Amazing research, though when they talk about reaching fusion temperatures, it looks to me like they're talking about modeling the fusion reaction of a Hydrogen Bomb, not creating a safe, clean power source.
They recognize as a side effect that they are refining plasma physics models and if you look at their experimental logs (troll around on their site a little and you'll see it), you can find experiments being run that are definitely designed to measure the physics of fusion temperature plasmas, with the stated goal of developing control algorithms for tokamaks.
ok now onto the <rant type=biased>
Tokamaks are fundamentally stupid ideas for two reasons. First off, ALL of the designs that are currently being discussed for funding and prototyping suffer transmutation of structural members. It takes a huge energy cost to get a tokamak started, and the designs that're being discussed undergo transmutation due to neutron and proton bombardment. Structural elements that are vital to the safe operating of the reactor will have to be replaced on a regular (6-18mo) basis to prevent a failure mode.
Which brings us to the second reason. You've got a big ring of extremely high-temperature, high-pressure, high-charge fluid material. Due to that charge, that ring is going to be fundamentally unstable. They're talking about controlling that with dynamic feedback electromagnet rings. The problem being that there's a stability jumping problem. And at the energies involved, quantum effects are very nearly on the scale necessary to jump to different stability modes.
Of course all the alternative stability modes result in the plasma stream contacting the reactor wall. Which will result in burn-through.
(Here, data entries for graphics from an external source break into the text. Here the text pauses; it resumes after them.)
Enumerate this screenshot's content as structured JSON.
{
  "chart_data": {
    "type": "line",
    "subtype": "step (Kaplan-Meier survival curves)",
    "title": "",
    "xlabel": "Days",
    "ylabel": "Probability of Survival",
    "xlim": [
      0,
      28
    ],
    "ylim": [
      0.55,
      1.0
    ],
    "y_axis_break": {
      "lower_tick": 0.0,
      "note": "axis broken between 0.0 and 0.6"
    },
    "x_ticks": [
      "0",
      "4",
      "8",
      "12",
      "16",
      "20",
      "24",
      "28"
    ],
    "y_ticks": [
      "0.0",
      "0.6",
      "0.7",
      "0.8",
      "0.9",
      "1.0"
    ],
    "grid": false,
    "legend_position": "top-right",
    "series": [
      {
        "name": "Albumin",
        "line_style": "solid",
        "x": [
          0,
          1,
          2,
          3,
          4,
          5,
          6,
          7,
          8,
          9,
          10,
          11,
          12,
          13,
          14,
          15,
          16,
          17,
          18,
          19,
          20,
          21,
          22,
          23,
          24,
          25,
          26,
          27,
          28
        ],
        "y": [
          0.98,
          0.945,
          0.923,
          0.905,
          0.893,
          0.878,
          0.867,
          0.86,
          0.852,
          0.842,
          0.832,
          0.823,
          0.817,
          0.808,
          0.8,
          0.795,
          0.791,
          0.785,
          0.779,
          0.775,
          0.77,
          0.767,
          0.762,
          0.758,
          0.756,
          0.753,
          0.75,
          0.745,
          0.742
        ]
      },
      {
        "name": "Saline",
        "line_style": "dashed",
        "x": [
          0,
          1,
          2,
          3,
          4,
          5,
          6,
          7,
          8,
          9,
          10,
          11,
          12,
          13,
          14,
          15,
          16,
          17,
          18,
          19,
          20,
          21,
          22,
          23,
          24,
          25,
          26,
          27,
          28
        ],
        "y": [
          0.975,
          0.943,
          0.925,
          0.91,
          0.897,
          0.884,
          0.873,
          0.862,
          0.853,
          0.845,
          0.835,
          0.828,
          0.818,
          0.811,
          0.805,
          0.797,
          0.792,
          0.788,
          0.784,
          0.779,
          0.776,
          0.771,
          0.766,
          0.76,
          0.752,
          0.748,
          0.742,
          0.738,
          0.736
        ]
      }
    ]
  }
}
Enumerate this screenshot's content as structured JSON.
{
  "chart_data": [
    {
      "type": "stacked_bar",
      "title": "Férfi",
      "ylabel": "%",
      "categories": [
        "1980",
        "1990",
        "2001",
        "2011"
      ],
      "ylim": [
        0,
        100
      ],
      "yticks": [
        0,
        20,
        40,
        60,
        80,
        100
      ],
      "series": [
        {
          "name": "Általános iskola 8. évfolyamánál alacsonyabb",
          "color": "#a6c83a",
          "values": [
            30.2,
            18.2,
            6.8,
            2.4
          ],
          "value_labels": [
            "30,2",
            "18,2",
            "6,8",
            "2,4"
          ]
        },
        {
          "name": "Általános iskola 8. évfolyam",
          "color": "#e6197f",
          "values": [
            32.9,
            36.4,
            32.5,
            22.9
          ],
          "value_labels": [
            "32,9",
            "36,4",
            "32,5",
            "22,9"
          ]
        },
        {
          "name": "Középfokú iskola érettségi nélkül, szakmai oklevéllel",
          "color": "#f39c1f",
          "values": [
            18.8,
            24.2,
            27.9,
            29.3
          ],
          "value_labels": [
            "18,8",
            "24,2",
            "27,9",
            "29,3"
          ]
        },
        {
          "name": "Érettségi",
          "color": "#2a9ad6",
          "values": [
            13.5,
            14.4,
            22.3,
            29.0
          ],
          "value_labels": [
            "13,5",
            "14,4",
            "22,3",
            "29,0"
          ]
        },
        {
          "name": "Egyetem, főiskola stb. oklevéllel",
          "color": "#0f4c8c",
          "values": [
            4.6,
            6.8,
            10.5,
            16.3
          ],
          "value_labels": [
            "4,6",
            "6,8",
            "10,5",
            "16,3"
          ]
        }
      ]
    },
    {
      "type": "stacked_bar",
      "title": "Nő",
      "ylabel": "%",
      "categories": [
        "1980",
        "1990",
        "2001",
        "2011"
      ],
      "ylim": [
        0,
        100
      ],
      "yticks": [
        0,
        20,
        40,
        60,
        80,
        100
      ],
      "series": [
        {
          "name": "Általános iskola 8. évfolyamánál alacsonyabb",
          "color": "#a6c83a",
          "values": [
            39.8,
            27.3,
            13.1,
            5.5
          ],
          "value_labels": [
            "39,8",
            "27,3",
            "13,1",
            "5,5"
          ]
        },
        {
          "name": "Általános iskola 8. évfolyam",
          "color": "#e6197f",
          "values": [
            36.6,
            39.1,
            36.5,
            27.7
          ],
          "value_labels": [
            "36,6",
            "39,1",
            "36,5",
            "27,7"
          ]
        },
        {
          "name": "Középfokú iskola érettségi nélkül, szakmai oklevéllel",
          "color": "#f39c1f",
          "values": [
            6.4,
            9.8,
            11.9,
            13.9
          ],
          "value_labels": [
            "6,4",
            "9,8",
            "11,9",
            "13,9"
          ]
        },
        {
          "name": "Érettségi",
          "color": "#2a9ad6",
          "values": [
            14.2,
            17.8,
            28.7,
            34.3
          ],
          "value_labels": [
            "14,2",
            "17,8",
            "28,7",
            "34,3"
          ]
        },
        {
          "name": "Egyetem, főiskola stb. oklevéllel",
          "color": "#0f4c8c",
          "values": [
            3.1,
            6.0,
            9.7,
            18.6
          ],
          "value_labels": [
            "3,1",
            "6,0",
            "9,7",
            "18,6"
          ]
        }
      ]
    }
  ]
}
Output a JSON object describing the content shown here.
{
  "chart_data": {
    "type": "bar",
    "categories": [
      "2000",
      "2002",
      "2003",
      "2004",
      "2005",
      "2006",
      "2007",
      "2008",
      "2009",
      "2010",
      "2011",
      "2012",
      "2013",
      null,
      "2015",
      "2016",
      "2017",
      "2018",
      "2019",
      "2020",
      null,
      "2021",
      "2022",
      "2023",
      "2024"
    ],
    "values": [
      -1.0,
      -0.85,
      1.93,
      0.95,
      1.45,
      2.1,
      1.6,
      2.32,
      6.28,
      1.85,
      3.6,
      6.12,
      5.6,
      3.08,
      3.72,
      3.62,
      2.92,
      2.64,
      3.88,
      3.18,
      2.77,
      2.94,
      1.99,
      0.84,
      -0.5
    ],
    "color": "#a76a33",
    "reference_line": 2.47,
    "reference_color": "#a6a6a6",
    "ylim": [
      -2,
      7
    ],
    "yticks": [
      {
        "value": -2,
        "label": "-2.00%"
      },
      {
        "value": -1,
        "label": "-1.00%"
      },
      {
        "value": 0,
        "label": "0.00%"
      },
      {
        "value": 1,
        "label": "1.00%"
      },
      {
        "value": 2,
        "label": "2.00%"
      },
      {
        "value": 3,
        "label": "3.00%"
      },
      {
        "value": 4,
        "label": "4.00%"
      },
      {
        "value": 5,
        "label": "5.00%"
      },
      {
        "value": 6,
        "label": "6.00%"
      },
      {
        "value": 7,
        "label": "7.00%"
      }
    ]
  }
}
I don't think the behaviour will be bomb-like (unlike a fission reactor, this failure mode is self-quenching), but it's still a catastrophic failure mode and probably will spread radioactive material all over the place. Think chernobyl-style quarantine without the explosion at the beginning.
Combine the two and I think you'll see why I say that a tokamak is a fundamentally stupid idea.
</rant>
I am disrespectful to dirt! Can you see that I am serious?!